Agroforestry, where on-farm trees are managed with crops and/or animal production
systems, is a cost-effective and "climate-smart" way to intensify and diversify
agriculture. Innovative farmers have also developed water harvesting techniques and
other improved practices that restore the productivity of degraded lands and
contribute to landscape level re-greening.
5. FMNR (Farmer Managed Natural Regeneration
The protection and management
by pruning of naturally-regenerating trees and shrubs, from roots and seeds that are
already present in the soil has proven to be exceedingly effective as a very low-cost
way to restore degraded land. FMNR refers specifically to the natural regeneration
and management (pruning) of trees.
This can be used effectively in farmland (Farmer Managed Natural Regeneration or
FMNR), rangeland, wasteland and degraded forests. Taking advantage of the large
root system of previously established trees, growth is very fast and mortality
extremely low. Emphasis is on the management by the landowner or community.
Benefits include restoration of trees, soil health and fertility, water infiltration and
retention in the soil. The survival rate of regenerating flora is far higher than that of
planted seedlings, and they generally require less maintenance and fewer (often
zero) inputs.
6. Natural Resource-Based Value Chain Development Integrated With Improved Access To Finance
Household adoption of Re-Greening practices are incentivized
through local ecosystem-based value chain development which will in turn increase
income and economic benefits to small-scale farmers. The Programme will focus on
sustainability, reliability and productivity of farming systems at the household level,
while building the capacity and function of CBO's, farmers’ associations and groups
to ensure improved coordination and more efficient market access. This will include
bulking of produce, improved quality control, handling and storage, and reduced
transaction costs. Opportunities for investments and profitable small-scale value
chains in this Programme exist in the inclusion of timber or fuel wood trees, either
intercropped in cropping systems, or through farm woodlots with sequential
agroforestry; fruit and nut trees such as cashew, shea, mango, moringa and baobab;
resins such as gum Arabica; and sylvo-pastoralism, which combine trees and
livestock. Whilst promoting tree-based value chains, the trees and resultant carbon
sequestration will be treated as a future income source through, where feasible,
engagement with carbon markets.
7. Soil and Water Conservation:
Soil loss is one of the major threats to agricultural
development in several of the included Counties. Loss of soil from farmlands has
resulted in declining crop yields and hinders overall economic development. Where
fertile topsoil is lost, it disproportionality reduces soil nutrients and carrying capacity,
requiring (where possible) increased expenditure on fertilizers, which reduces
financial viability and negatively impacts the ecosystem. It also leads to a reduction
in the cultivable soil depth.
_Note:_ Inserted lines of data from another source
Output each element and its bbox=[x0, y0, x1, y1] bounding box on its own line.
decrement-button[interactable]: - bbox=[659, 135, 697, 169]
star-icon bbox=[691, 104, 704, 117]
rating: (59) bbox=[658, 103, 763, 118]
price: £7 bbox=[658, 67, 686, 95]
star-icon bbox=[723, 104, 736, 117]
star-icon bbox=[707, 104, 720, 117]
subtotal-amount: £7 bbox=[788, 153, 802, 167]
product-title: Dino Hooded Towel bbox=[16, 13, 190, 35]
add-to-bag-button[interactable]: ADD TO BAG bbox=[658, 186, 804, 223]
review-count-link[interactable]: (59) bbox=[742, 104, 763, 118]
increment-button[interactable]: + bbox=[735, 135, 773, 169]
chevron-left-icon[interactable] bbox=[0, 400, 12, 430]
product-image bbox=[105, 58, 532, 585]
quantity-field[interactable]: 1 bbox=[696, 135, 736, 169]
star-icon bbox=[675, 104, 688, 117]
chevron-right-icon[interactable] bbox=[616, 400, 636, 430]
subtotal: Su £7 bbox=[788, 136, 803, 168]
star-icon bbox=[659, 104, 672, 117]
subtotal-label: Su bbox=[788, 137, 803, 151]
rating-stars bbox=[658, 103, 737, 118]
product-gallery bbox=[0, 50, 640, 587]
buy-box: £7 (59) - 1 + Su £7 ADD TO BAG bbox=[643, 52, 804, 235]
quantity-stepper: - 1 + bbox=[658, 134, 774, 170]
Besides the negative impact on agriculture, soil loss also
affects surface water resources through reduced water quality and quantity,
increased floods, and siltation of rivers. In some highly degraded areas, Re Greening
practices alone are not enough to restore land and meet the multiple needs of the
farmers and ecosystems, so complimentary approaches have been integrated into
the Programme. Re Greening practices will be supported through low cost on-farm
soil and water conservation practices, including increasing soil organic matter,
improving water retention capacity and applying water harvesting techniques. These
soil and water conservation approaches will serve to capture rainfall that would
otherwise run off the fields causing erosion, and increase soil water availability and
fertility, thereby also increasing crop yields. The combination of these activities with
EGP and eco-disaster risk reduction will serve to reduce risk, enhance biodiversity
and increase the diversity of available food products at the household level.